=============
== Leo Qin ==
=============

AWS Athena is Awesome, Actually.

tech

I’ll say it - AWS Athena is criminally underrated as a platform for processing complex, non-interactive business data workloads.

I think that Athena has a bit of a reputation for being more of a json-wrangling, log-querying tool than one for business-centric workloads. However, I suspect that this is largely because AWS loves to cross-promote its products, so Cloudwatch features prominently in the documentation. It is, in fact, equally proficient for business data if you know what you’re getting yourself into.

At work, our data platform uses AWS Athena as the primary SQL compute engine - initially, I was skeptical about that choice architecturally - it felt like the choice of tool that was available, rather than what as optimal.
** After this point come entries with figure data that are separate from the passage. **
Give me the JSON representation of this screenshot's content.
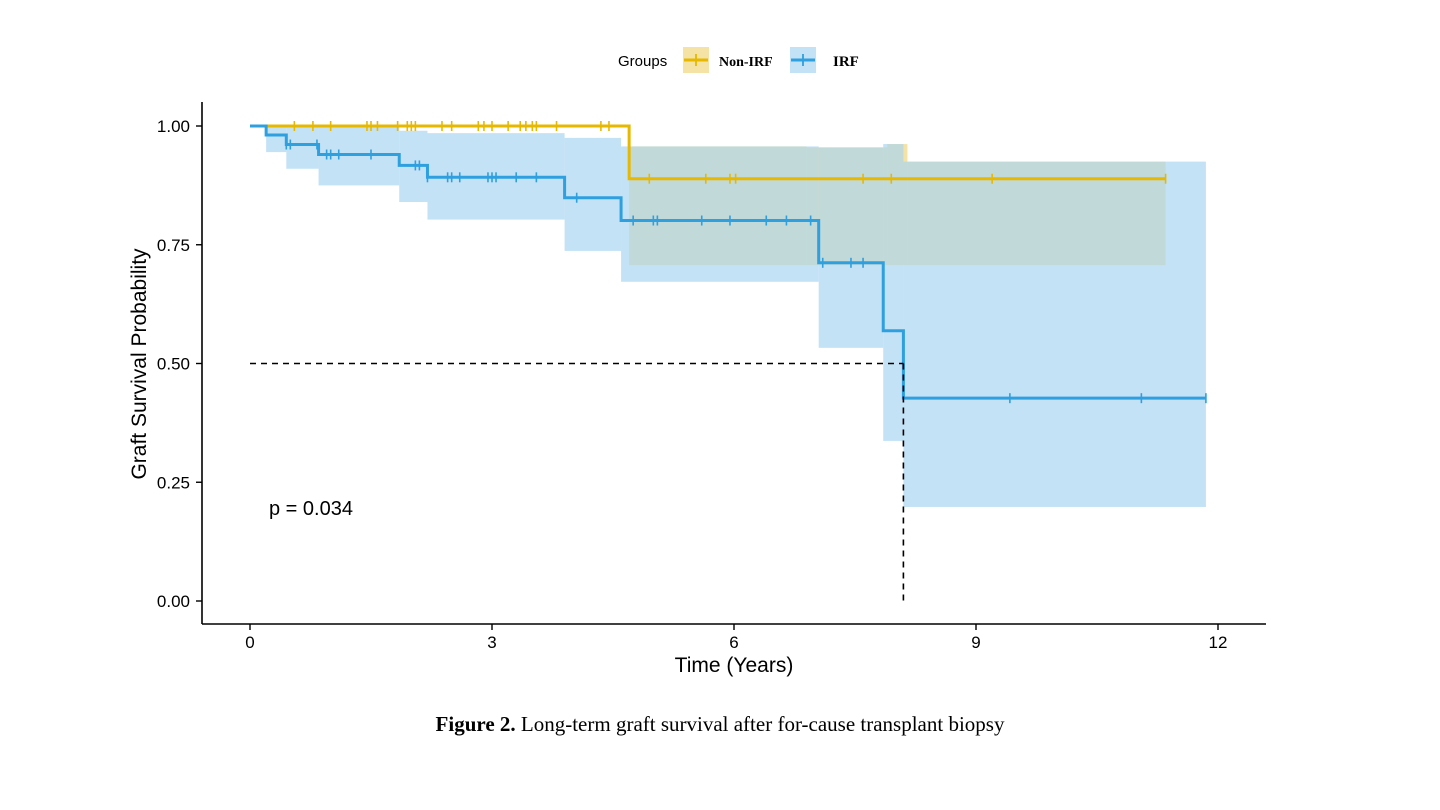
{
  "chart_data": {
    "type": "line",
    "subtype": "kaplan-meier step survival curves with 95% confidence bands",
    "xlabel": "Time (Years)",
    "ylabel": "Graft Survival Probability",
    "xlim": [
      -0.6,
      12.6
    ],
    "ylim": [
      -0.05,
      1.05
    ],
    "x_ticks": [
      0,
      3,
      6,
      9,
      12
    ],
    "x_tick_labels": [
      "0",
      "3",
      "6",
      "9",
      "12"
    ],
    "y_ticks": [
      0,
      0.25,
      0.5,
      0.75,
      1.0
    ],
    "y_tick_labels": [
      "0.00",
      "0.25",
      "0.50",
      "0.75",
      "1.00"
    ],
    "grid": false,
    "legend": {
      "title": "Groups",
      "position": "top"
    },
    "annotation": "p = 0.034",
    "median_line": {
      "y": 0.5,
      "x": 8.1
    },
    "series": [
      {
        "name": "Non-IRF",
        "color": "#E7B800",
        "band_color": "#EFD67A",
        "steps": [
          [
            0,
            1.0
          ],
          [
            4.7,
            0.889
          ],
          [
            11.35,
            0.889
          ]
        ],
        "ci_steps": [
          [
            0,
            1.0,
            1.0
          ],
          [
            4.7,
            0.957,
            0.707
          ],
          [
            6.9,
            0.955,
            0.707
          ],
          [
            7.9,
            0.962,
            0.707
          ],
          [
            8.15,
            0.925,
            0.707
          ],
          [
            11.35,
            0.925,
            0.707
          ]
        ],
        "censors": [
          0.55,
          0.78,
          1.0,
          1.45,
          1.5,
          1.58,
          1.83,
          1.95,
          2.0,
          2.05,
          2.38,
          2.5,
          2.83,
          2.9,
          3.0,
          3.2,
          3.35,
          3.42,
          3.5,
          3.55,
          3.8,
          4.35,
          4.45,
          4.95,
          5.65,
          5.95,
          6.02,
          7.6,
          7.95,
          9.2,
          11.35
        ]
      },
      {
        "name": "IRF",
        "color": "#2E9FDF",
        "band_color": "#A8D4F1",
        "steps": [
          [
            0,
            1.0
          ],
          [
            0.2,
            0.981
          ],
          [
            0.45,
            0.961
          ],
          [
            0.85,
            0.94
          ],
          [
            1.85,
            0.917
          ],
          [
            2.2,
            0.892
          ],
          [
            3.9,
            0.849
          ],
          [
            4.6,
            0.801
          ],
          [
            7.05,
            0.712
          ],
          [
            7.85,
            0.569
          ],
          [
            8.1,
            0.427
          ],
          [
            11.85,
            0.427
          ]
        ],
        "ci_steps": [
          [
            0,
            1.0,
            1.0
          ],
          [
            0.2,
            1.0,
            0.945
          ],
          [
            0.45,
            1.0,
            0.91
          ],
          [
            0.85,
            1.0,
            0.875
          ],
          [
            1.85,
            0.99,
            0.84
          ],
          [
            2.2,
            0.985,
            0.803
          ],
          [
            3.9,
            0.975,
            0.737
          ],
          [
            4.6,
            0.957,
            0.672
          ],
          [
            7.05,
            0.955,
            0.533
          ],
          [
            7.85,
            0.962,
            0.337
          ],
          [
            8.1,
            0.925,
            0.198
          ],
          [
            11.85,
            0.925,
            0.198
          ]
        ],
        "censors": [
          0.45,
          0.5,
          0.83,
          0.95,
          1.0,
          1.1,
          1.5,
          2.05,
          2.1,
          2.2,
          2.45,
          2.5,
          2.6,
          2.95,
          3.0,
          3.05,
          3.3,
          3.55,
          4.05,
          4.75,
          5.0,
          5.05,
          5.6,
          5.95,
          6.4,
          6.65,
          6.95,
          7.1,
          7.45,
          7.6,
          9.42,
          11.05,
          11.85
        ]
      }
    ]
  },
  "caption": {
    "label": "Figure 2.",
    "text": " Long-term graft survival after for-cause transplant biopsy"
  }
}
However, as we’ve increased usage, I continue to be pleasantly surprised at how well it works for what we use it for - namely non-interactive complex transformations of modest amounts of data.

I think that AWS Athena’s primary virtue is its pricing model - $5 per TB of data scanned from s3. We use parquet storage with gzip compression, so columnar access and pushdown is very much in-play, to help reduce the amount of data scanned. At our level of scale, we end up spending more on the data storage than we do for compute - most of our tables (periodically re-built dbt models orchestrated by Dagster) are simple drop-and-replace; usually the choice to build incremental models is guided by business requirement rather than sensitivity to cost or performance.
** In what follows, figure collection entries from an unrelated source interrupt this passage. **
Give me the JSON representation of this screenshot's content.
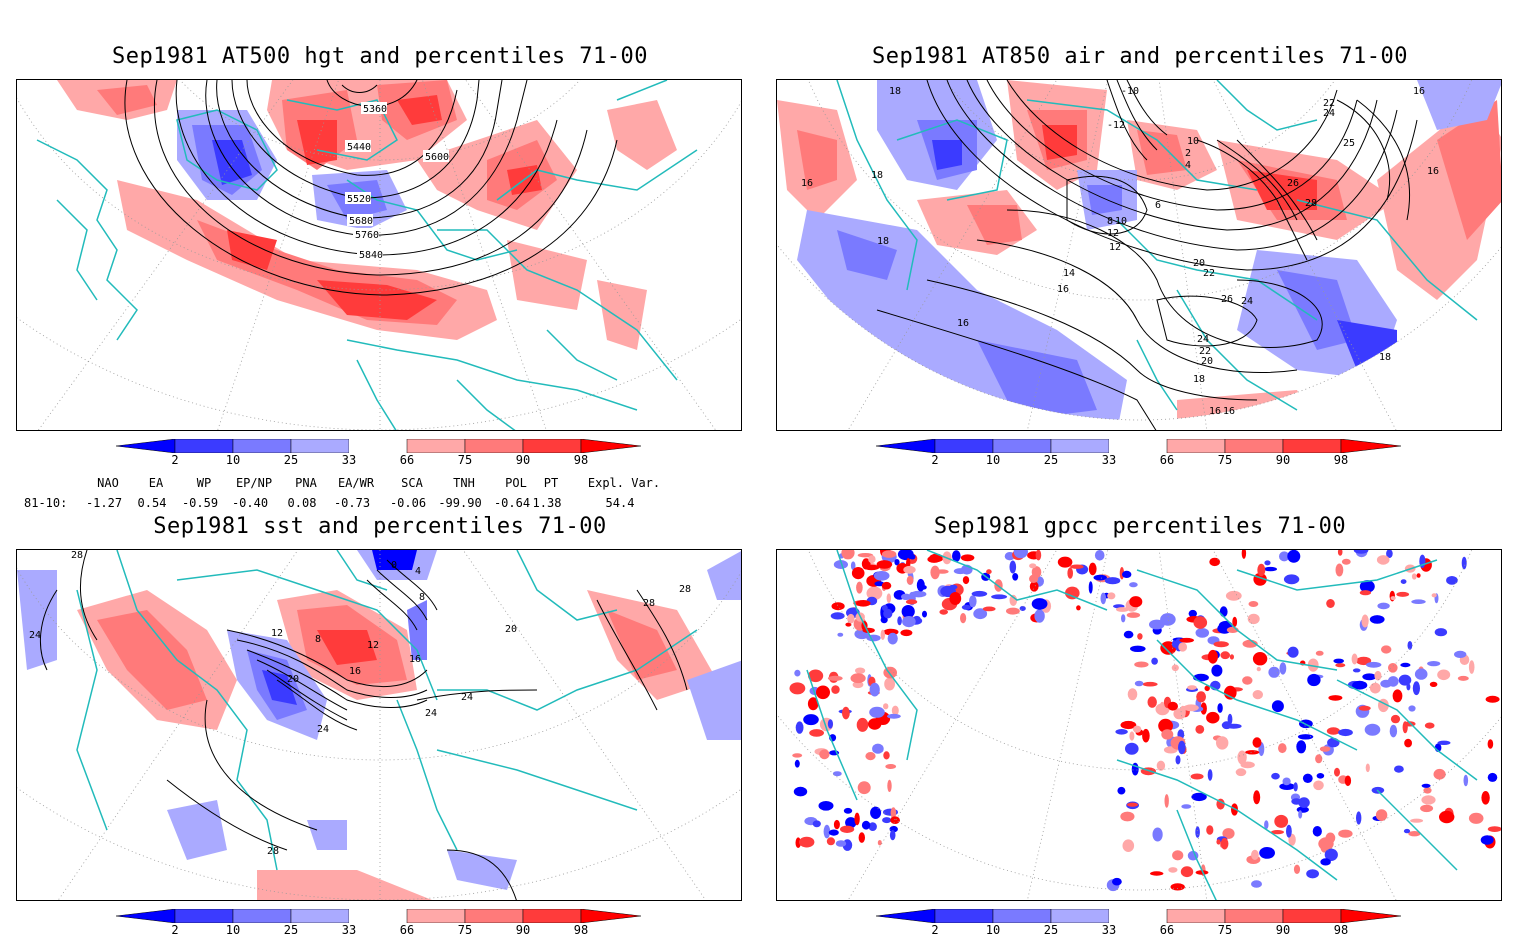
{
  "panels": {
    "top_left": {
      "title": "Sep1981 AT500 hgt and percentiles 71-00",
      "contour_labels": [
        "5360",
        "5440",
        "5520",
        "5600",
        "5680",
        "5760",
        "5840"
      ]
    },
    "top_right": {
      "title": "Sep1981 AT850 air and percentiles 71-00",
      "contour_labels": [
        "18",
        "16",
        "18",
        "18",
        "16",
        "10",
        "12",
        "10",
        "8",
        "6",
        "12",
        "14",
        "16",
        "20",
        "22",
        "26",
        "24",
        "24",
        "22",
        "20",
        "18",
        "16",
        "16",
        "28",
        "26",
        "24",
        "22",
        "25",
        "16",
        "16",
        "18",
        "-10",
        "-12",
        "4",
        "2"
      ]
    },
    "bottom_left": {
      "title": "Sep1981 sst and percentiles 71-00",
      "contour_labels": [
        "28",
        "24",
        "12",
        "8",
        "12",
        "16",
        "20",
        "24",
        "24",
        "24",
        "20",
        "28",
        "28",
        "0",
        "4",
        "8",
        "16",
        "28"
      ]
    },
    "bottom_right": {
      "title": "Sep1981 gpcc percentiles 71-00"
    }
  },
  "colorbar": {
    "labels": [
      "2",
      "10",
      "25",
      "33",
      "66",
      "75",
      "90",
      "98"
    ],
    "colors": {
      "blue_strong": "#0000ff",
      "blue_mid": "#3b3bff",
      "blue_light": "#7a7aff",
      "blue_pale": "#aaaaff",
      "red_pale": "#ffa8a8",
      "red_light": "#ff7a7a",
      "red_mid": "#ff3b3b",
      "red_strong": "#ff0000"
    }
  },
  "indices": {
    "row_label": "81-10:",
    "columns": [
      {
        "name": "NAO",
        "value": "-1.27"
      },
      {
        "name": "EA",
        "value": "0.54"
      },
      {
        "name": "WP",
        "value": "-0.59"
      },
      {
        "name": "EP/NP",
        "value": "-0.40"
      },
      {
        "name": "PNA",
        "value": "0.08"
      },
      {
        "name": "EA/WR",
        "value": "-0.73"
      },
      {
        "name": "SCA",
        "value": "-0.06"
      },
      {
        "name": "TNH",
        "value": "-99.90"
      },
      {
        "name": "POL",
        "value": "-0.64"
      },
      {
        "name": "PT",
        "value": "1.38"
      },
      {
        "name": "Expl. Var.",
        "value": "54.4"
      }
    ]
  },
  "map_colors": {
    "coast": "#22bbbb",
    "grid": "#999999",
    "contour": "#000000"
  }
}
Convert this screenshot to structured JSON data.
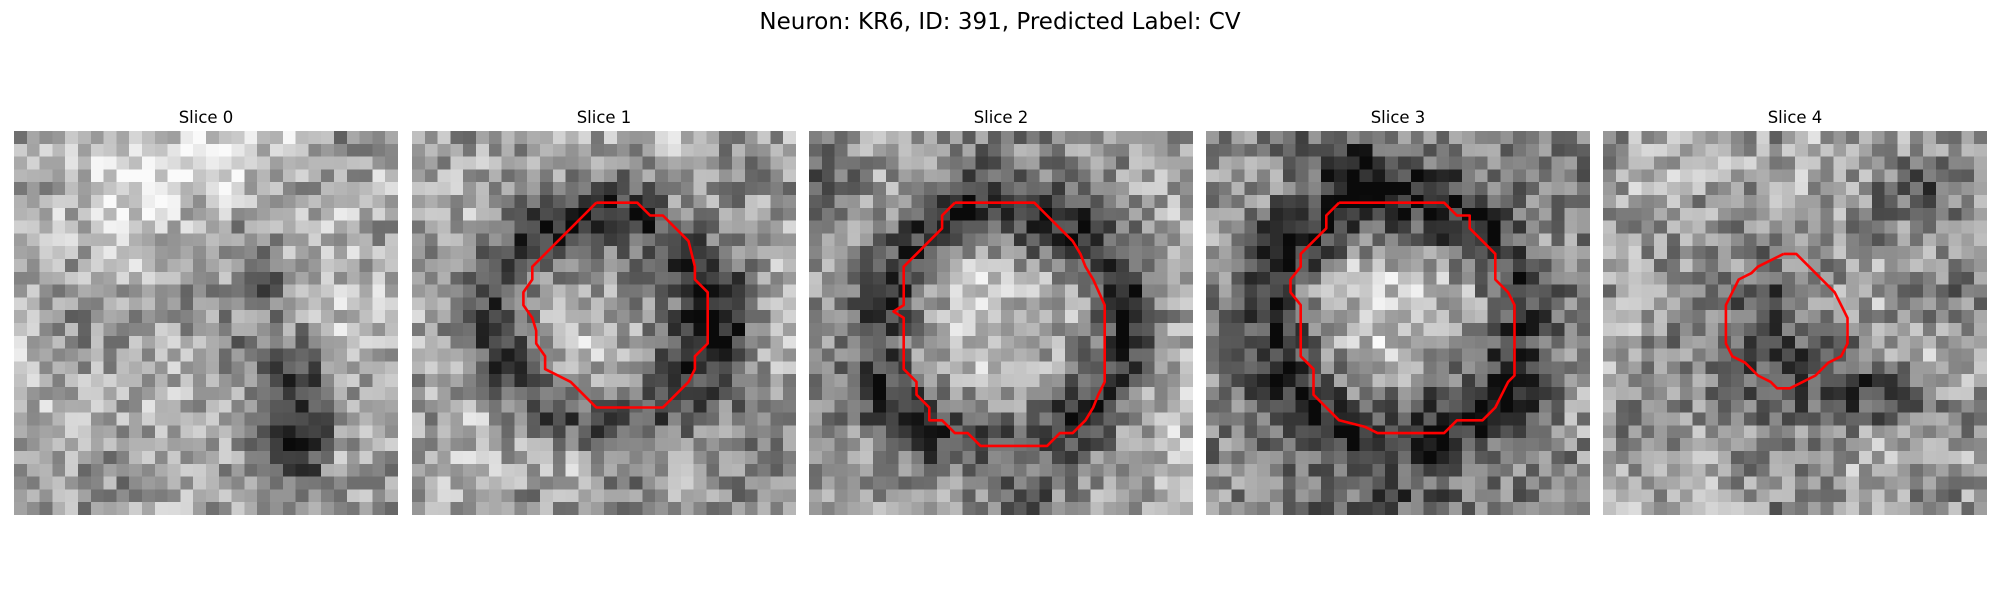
{
  "figure": {
    "title": "Neuron: KR6, ID: 391, Predicted Label: CV"
  },
  "slices": [
    {
      "title": "Slice 0",
      "has_contour": false
    },
    {
      "title": "Slice 1",
      "has_contour": true
    },
    {
      "title": "Slice 2",
      "has_contour": true
    },
    {
      "title": "Slice 3",
      "has_contour": true
    },
    {
      "title": "Slice 4",
      "has_contour": true
    }
  ],
  "colors": {
    "contour": "#ff0000",
    "background": "#ffffff"
  },
  "colormap": "grayscale"
}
The other benefit of the pricing model is that it is based on data scanned, not compute time. This allows us (and also analyst users) to write pretty naive, complex, and unoptimized SQL queries - Athena scales so aggressively that almost all queries somewhere between 10 and 30 seconds, no matter their size. And - excepting a few edge cases - poorly written, redundant, and optimized queries don’t have any cost impact because they result in around the same amount of data scanned.
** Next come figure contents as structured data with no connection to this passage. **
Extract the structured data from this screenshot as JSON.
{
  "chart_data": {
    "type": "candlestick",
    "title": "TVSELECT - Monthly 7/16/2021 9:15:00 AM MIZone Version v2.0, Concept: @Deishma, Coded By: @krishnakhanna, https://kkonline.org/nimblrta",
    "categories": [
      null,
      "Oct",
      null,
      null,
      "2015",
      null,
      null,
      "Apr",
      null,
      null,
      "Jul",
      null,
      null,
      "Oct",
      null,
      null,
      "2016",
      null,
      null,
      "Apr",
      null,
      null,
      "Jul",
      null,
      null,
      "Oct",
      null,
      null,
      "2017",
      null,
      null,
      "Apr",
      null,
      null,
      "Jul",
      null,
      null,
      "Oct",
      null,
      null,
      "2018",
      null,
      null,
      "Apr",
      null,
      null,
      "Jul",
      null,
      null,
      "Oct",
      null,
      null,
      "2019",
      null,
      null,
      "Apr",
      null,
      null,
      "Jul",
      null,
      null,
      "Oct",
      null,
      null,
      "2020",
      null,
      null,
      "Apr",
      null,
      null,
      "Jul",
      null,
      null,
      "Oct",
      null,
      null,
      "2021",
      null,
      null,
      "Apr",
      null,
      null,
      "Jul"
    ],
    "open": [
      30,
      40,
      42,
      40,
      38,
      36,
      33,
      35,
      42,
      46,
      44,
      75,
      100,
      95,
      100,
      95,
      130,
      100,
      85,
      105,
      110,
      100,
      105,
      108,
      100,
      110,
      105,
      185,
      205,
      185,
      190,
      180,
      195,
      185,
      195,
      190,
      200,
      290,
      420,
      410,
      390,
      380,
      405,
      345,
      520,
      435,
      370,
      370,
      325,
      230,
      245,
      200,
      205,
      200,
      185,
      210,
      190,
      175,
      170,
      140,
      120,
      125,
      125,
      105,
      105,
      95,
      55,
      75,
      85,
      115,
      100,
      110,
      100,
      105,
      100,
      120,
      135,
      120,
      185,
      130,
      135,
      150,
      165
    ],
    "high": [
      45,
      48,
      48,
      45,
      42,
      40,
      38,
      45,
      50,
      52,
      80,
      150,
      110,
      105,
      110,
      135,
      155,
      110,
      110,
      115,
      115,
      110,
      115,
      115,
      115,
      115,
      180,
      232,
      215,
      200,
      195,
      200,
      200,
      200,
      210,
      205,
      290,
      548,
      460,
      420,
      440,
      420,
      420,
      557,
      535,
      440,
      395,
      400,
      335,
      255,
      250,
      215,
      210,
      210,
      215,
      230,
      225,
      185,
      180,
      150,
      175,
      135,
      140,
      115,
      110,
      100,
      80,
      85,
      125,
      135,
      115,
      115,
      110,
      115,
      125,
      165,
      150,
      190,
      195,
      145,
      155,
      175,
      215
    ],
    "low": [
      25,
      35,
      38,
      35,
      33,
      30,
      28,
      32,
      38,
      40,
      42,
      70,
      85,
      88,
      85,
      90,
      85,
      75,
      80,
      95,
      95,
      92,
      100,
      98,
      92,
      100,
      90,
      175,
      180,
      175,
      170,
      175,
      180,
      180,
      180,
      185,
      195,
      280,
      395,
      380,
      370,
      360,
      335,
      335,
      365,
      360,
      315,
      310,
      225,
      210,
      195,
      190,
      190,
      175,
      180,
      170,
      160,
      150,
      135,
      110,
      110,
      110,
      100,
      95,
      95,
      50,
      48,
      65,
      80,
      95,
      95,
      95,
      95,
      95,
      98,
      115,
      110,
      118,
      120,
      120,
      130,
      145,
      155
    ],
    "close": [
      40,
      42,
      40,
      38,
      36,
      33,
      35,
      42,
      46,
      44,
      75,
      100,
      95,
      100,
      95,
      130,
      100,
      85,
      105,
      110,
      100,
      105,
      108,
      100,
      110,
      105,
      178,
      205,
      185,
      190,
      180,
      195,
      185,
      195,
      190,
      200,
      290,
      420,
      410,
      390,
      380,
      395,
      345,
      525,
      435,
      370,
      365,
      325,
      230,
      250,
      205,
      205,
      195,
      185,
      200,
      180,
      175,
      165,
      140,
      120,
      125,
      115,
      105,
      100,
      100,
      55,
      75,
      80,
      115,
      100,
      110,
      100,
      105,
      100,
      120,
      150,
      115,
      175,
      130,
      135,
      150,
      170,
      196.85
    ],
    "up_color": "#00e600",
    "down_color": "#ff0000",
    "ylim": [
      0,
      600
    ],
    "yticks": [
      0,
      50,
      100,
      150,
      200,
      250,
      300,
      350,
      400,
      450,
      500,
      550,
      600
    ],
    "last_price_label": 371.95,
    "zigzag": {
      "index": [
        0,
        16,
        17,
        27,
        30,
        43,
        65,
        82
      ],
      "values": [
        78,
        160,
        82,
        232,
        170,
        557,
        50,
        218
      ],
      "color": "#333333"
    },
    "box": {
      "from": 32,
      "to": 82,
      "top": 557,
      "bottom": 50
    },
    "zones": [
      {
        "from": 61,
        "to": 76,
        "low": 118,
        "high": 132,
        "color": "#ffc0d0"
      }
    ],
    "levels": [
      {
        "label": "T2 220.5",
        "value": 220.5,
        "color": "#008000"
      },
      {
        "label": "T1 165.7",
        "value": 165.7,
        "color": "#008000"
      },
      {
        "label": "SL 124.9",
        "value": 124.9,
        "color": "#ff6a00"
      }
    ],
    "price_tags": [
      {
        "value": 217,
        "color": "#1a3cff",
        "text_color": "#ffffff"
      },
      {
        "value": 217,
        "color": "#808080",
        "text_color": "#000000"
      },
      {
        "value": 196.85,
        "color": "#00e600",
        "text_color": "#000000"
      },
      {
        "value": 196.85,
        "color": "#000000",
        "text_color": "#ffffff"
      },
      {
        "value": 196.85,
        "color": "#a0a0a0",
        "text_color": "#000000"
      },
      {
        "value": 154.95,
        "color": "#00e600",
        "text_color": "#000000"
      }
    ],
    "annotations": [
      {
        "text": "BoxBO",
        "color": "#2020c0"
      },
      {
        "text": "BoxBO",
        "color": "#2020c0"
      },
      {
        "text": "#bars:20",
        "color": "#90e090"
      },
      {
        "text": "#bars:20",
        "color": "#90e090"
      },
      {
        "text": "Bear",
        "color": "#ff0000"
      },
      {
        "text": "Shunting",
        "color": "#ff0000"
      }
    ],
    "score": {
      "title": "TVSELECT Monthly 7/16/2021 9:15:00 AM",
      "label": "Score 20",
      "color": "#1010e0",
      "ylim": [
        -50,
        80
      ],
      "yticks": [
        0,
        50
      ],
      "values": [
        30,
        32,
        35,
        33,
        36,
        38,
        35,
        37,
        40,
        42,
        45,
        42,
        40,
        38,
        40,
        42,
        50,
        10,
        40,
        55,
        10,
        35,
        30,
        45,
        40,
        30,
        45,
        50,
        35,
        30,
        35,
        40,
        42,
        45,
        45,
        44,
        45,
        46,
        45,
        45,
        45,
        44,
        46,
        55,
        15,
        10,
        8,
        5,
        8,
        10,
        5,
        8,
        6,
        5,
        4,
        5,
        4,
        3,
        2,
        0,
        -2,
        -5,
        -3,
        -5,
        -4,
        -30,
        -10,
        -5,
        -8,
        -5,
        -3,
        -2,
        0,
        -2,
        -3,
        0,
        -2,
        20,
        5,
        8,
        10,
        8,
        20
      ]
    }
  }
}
Another architectural decision informed by the pricing model is in how we store our data. Obviously using parquet is beneficial to enable columnar access, but our choice to use gzip compression is also somewhat unusual; I typically see snappy used for compression, specifically because its less CPU intensive to de-compress, at the expense of some compression efficiency. However - since Athena scales CPU so aggressively, we’re more than happy to save the cost in storage and data scanned by using the more CPU-intensive algorithm for compression.

This all being said, there are, of course, a few use cases where Athena is less than ideal -

  1. Since all queries, big or small, take roughly the same amount of time, really simple queries do take longer than is ideal - this is definitely not the technology you’d want to use for interactive analytics or similar.
  2. It’s gotten better since Athena Engine v3, but the degree to which Athena uses Trino vs Presto is still not clear to me; reading the documentation, it’s apparently a bit of both? Every now and then, I accidentally dispense bad advice to users based on what the Trino documentation says when I should have been using Presto, or vice-versa…
  3. For an equivalent amount of data, we might be able to save some cost on the extremely iterative, analytical type of query - for maintaining curated tables, Athena is still quite cost-effective.

All in all, I recommend for readers to consider using Athena the next time they need to run a SQL workload on data stored in s3 - especially if it’s already been converted to a columnar format. I think that doing so would especially work very well for maintaining curated tables, or providing a sandbox for users to explore data than be stood up extremely quickly (while this observation stands for Redshift, this is true even more so when you factor in the time and energy it takes to do corporate procurement for something like Databricks or Snowflake.)